Innovation imperative
From innovations in cross-border payments (Ripple, SWIFT GPI), the global adoption of new instant-payment infrastructures (around 40 today, a 60% increase from 2017), a mainstream reliance upon biometric identity authenticators (voice/iris/facial/ fingerprint), to the growing expansion of Open Banking and API connectivity models (beyond PSD2 inEurope, initiatives are underway in the US, Australia, Hong Kong, Singapore and India), our industry is changing at an unprecedented velocity, with regulatory mandates playing an important role in driving some of these changes.
In this era of disruption and transformation, banks have little option but to review and re-engineer existing business processes and models, not only to ensure they can manage the security and compliance consequences of a move towards instant and multi-party API transactions, but more fundamentally to remain relevant and competitive—strengthening their service propositions for both existing and, hopefully, new customers.

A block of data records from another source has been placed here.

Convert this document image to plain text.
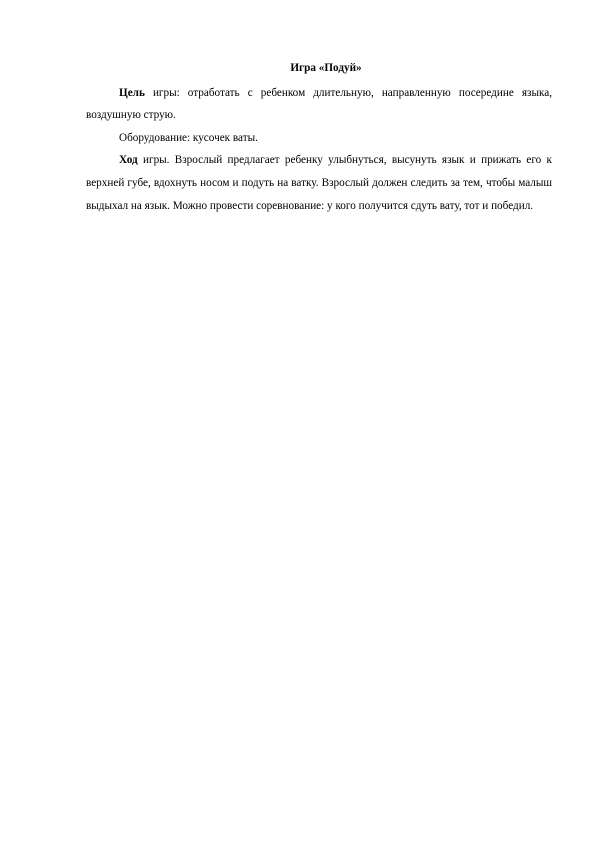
Игра «Подуй»

Цель игры: отработать с ребенком длительную, направленную посередине языка, воздушную струю.

Оборудование: кусочек ваты.

Ход игры. Взрослый предлагает ребенку улыбнуться, высунуть язык и прижать его к верхней губе, вдохнуть носом и подуть на ватку. Взрослый должен следить за тем, чтобы малыш выдыхал на язык. Можно провести соревнование: у кого получится сдуть вату, тот и победил.
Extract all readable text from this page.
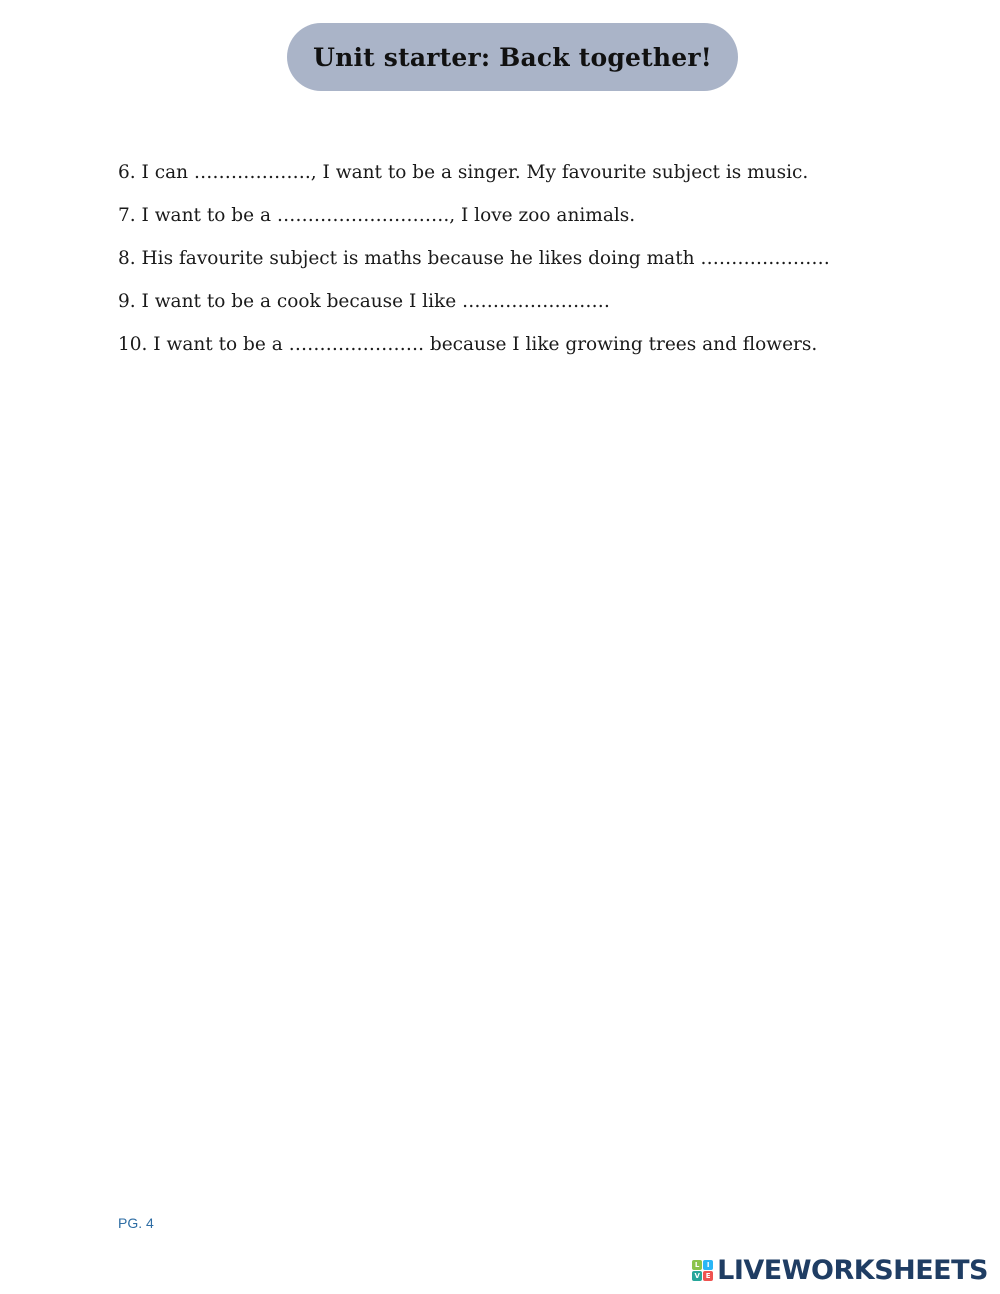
Unit starter: Back together!
6. I can ………………., I want to be a singer. My favourite subject is music.
7. I want to be a ………………………., I love zoo animals.
8. His favourite subject is maths because he likes doing math …………………
9. I want to be a cook because I like ……………………
10. I want to be a …………………. because I like growing trees and flowers.
PG. 4
L	I
V E LIVEWORKSHEETS
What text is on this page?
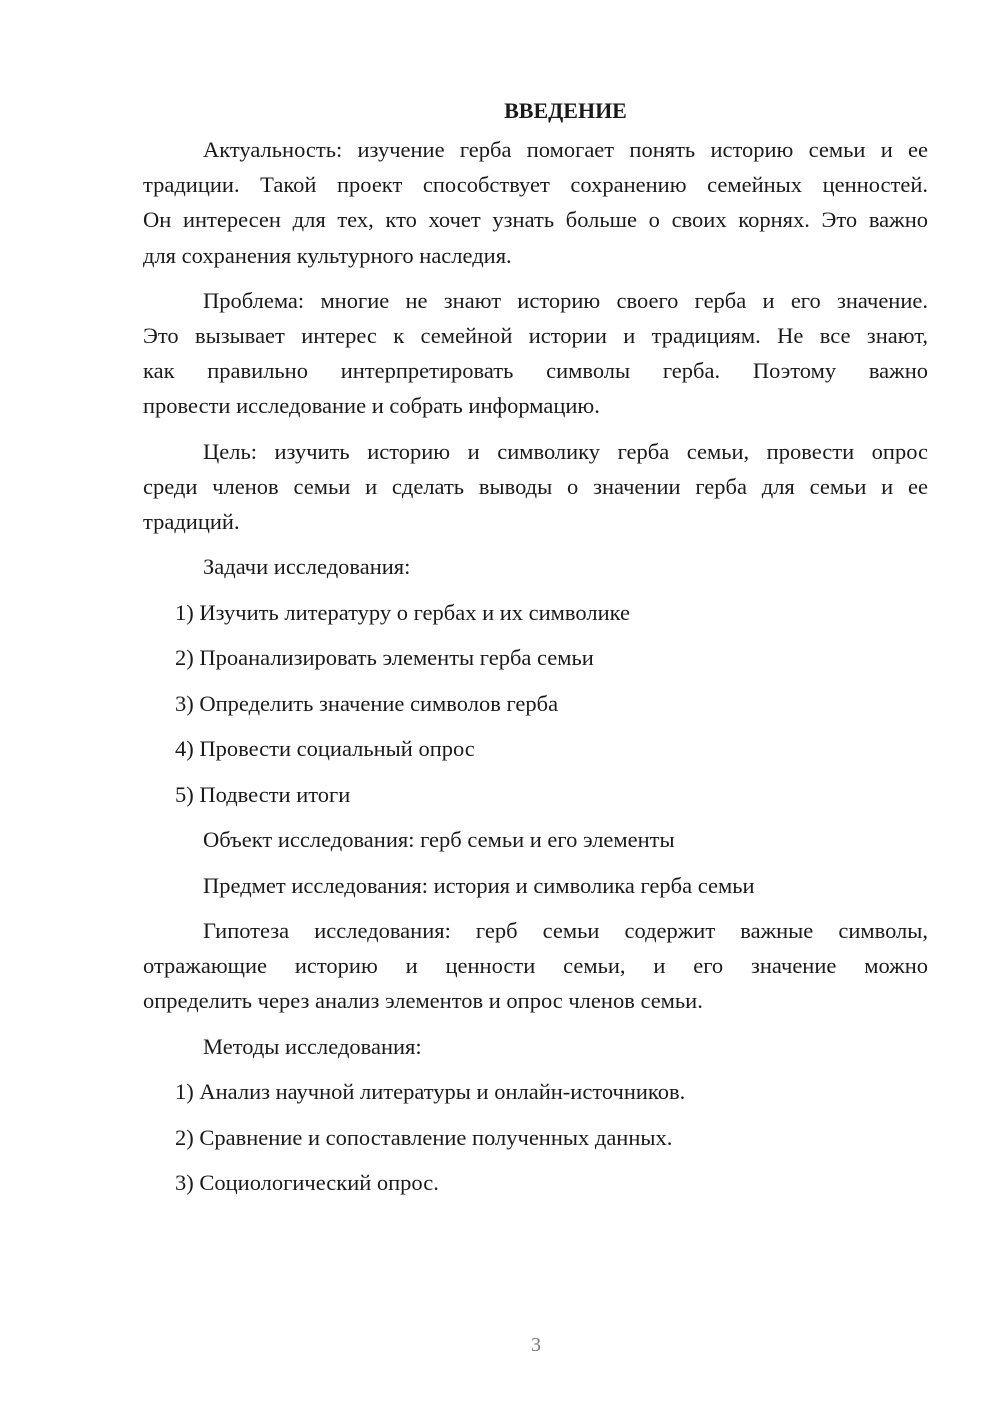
ВВЕДЕНИЕ
Актуальность: изучение герба помогает понять историю семьи и ее
традиции. Такой проект способствует сохранению семейных ценностей.
Он интересен для тех, кто хочет узнать больше о своих корнях. Это важно
для сохранения культурного наследия.
Проблема: многие не знают историю своего герба и его значение.
Это вызывает интерес к семейной истории и традициям. Не все знают,
как правильно интерпретировать символы герба. Поэтому важно
провести исследование и собрать информацию.
Цель: изучить историю и символику герба семьи, провести опрос
среди членов семьи и сделать выводы о значении герба для семьи и ее
традиций.
Задачи исследования:
1) Изучить литературу о гербах и их символике
2) Проанализировать элементы герба семьи
3) Определить значение символов герба
4) Провести социальный опрос
5) Подвести итоги
Объект исследования: герб семьи и его элементы
Предмет исследования: история и символика герба семьи
Гипотеза исследования: герб семьи содержит важные символы,
отражающие историю и ценности семьи, и его значение можно
определить через анализ элементов и опрос членов семьи.
Методы исследования:
1) Анализ научной литературы и онлайн-источников.
2) Сравнение и сопоставление полученных данных.
3) Социологический опрос.
3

This innovation imperative presents many operational, technical and business challenges for banks, but for those who are ready to seize it, today’s mobile-first, cloud-first, open-API economy brings unprecedented opportunities.
AI powered transformation
Many, if not all, of these new opportunities fundamentally revolve around data. Banks should not underestimate the value of the historic and real-time transactional data they hold about their customers. Successful banks will look beyond a narrow business-as-usual focus and recognise the hugely valuable view of customers’ financial habits, interests and needs they possess in their currently siloed and passive data repositories.
This is one area where ArtificialIntelligence (AI) technology is now a business essential. AI disciplines uniquely provide banks with the ability to translate this data into meaningful insight about customer needs. By leveraging the AI disciplines of Machine Learning and Natural Language Processing, banks can transform extensive historical and real-time data into actionable business insight and intelligence, enabling them to offer truly personalised and beneficial services and products. The new ‘ambient’ smart technology platforms businesses and consumers increasingly use will also be the new ‘market squares’ for banks to communicate, engage, and serve their customers.
Success through partnership
How can banks best develop these highly specialised AI skills and domain specific capabilities? This is a strategic question and one that will almost certainly involve collaborating with proven fintech partners—ones that have both a deep AI pedigree background as well as possessing extensive banking ecosystem expertise.
Our industry boasts a strong history of innovation. With the right partnerships, today’s open-API and real-time economy presents enormous rewards for those banks that embrace the innovation imperative.